Posiadacz mopedu Komar mógł się spotkać ironicznym uśmiechem i spokojną perswazją tego, któremu zawierzył się, że chce w czasie urlopu zwiedzić Polskę, korzystając ze swojego pojazdu. Informacja którą przekazujemy niżej, nie zmieni
na pewno planów urlopowych tych „odważnych” użytkowników Komara, lecz upewni ich w tym, że letnie dni z zadowoleniem będą mogli spędzić, oddając się wielkiej turystyce na małym motorowerze.
Dal kontroli jakości wykonania i własności trakcyjnych mopedu Komar 232 dyrekcje; Zjednoczonych Zakładów Rowerowych w Bydgoszczy (producent pojazdów) i Zakładów Metalowych im. T. Dąbala w Nowej Dębie (producent silników) postanowiły przeprowadzić doroczne rajdy na długich dystansach z większą ilością pojazdów odebranych z taśmy produkcyjnej, niż przewidują to określone przepisami próby fabryczne. Założono przy tym, że jeźdźcami na tym rajdzie będą ci. Którzy pierwszy raz spotykają się z pojazdem mechanicznym, a więc przeciętni nabywcy motorowerów.
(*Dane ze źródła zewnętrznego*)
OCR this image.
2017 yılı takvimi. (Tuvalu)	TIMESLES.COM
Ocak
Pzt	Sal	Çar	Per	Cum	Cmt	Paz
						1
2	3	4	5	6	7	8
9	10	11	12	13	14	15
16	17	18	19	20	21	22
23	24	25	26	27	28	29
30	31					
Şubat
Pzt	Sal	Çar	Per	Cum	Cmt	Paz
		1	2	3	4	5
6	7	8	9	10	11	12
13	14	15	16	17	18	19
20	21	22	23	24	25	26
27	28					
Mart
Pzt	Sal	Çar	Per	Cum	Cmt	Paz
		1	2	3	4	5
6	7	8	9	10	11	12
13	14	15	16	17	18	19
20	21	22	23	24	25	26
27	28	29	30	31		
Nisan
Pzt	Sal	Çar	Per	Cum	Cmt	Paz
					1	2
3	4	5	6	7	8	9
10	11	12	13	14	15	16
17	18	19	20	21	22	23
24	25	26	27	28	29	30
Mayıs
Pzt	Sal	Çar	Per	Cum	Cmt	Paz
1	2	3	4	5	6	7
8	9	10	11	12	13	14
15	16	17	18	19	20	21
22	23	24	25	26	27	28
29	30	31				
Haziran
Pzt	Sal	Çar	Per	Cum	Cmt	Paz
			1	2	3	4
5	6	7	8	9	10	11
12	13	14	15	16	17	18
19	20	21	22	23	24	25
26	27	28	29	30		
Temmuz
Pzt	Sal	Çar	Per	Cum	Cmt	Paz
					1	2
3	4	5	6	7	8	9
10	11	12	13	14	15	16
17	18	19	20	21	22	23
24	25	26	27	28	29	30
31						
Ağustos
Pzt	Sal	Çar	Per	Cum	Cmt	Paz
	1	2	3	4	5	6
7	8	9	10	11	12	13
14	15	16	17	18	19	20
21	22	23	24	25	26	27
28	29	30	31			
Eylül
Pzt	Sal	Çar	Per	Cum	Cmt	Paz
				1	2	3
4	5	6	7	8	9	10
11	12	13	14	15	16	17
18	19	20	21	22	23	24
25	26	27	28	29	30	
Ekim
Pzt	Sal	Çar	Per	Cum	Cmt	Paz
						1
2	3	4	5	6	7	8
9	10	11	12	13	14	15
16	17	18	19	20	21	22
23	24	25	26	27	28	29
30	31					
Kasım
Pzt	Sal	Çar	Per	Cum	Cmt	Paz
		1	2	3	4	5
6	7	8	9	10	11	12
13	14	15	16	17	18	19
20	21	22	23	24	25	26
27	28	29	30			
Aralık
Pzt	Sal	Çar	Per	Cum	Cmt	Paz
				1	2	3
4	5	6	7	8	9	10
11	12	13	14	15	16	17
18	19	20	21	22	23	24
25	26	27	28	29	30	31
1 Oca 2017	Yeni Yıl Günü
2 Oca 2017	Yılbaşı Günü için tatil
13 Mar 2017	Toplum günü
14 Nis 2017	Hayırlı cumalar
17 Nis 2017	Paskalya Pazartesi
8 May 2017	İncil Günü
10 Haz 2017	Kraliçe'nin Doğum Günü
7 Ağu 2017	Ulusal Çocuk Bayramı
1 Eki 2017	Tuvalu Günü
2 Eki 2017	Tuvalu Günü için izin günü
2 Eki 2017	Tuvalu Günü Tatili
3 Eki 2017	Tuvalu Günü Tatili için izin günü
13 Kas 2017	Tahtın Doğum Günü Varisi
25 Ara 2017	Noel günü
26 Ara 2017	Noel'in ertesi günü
Dla tegorocznego rajdu kontrolnego Komarów wybrano trasę: Bydgoszcz-Gdańska- Koszalin – Szczecin – Świebodzin – Bolesławiec – Kłodzko – Katowice – Zakopane – Krynica – Sanok – Nowa Dęba – Radom – Łódź – Bydgoszcz. 20 maja Br. Dziesięciu turystów odebrało mopedy z taśmy produkcyjnej zakładu w Fordonie k/Bydgoszczy. Podczas nich zaznajamiano się z pojazdem i przeprowadzono ściśle wg instrukcji, docieranie silnika.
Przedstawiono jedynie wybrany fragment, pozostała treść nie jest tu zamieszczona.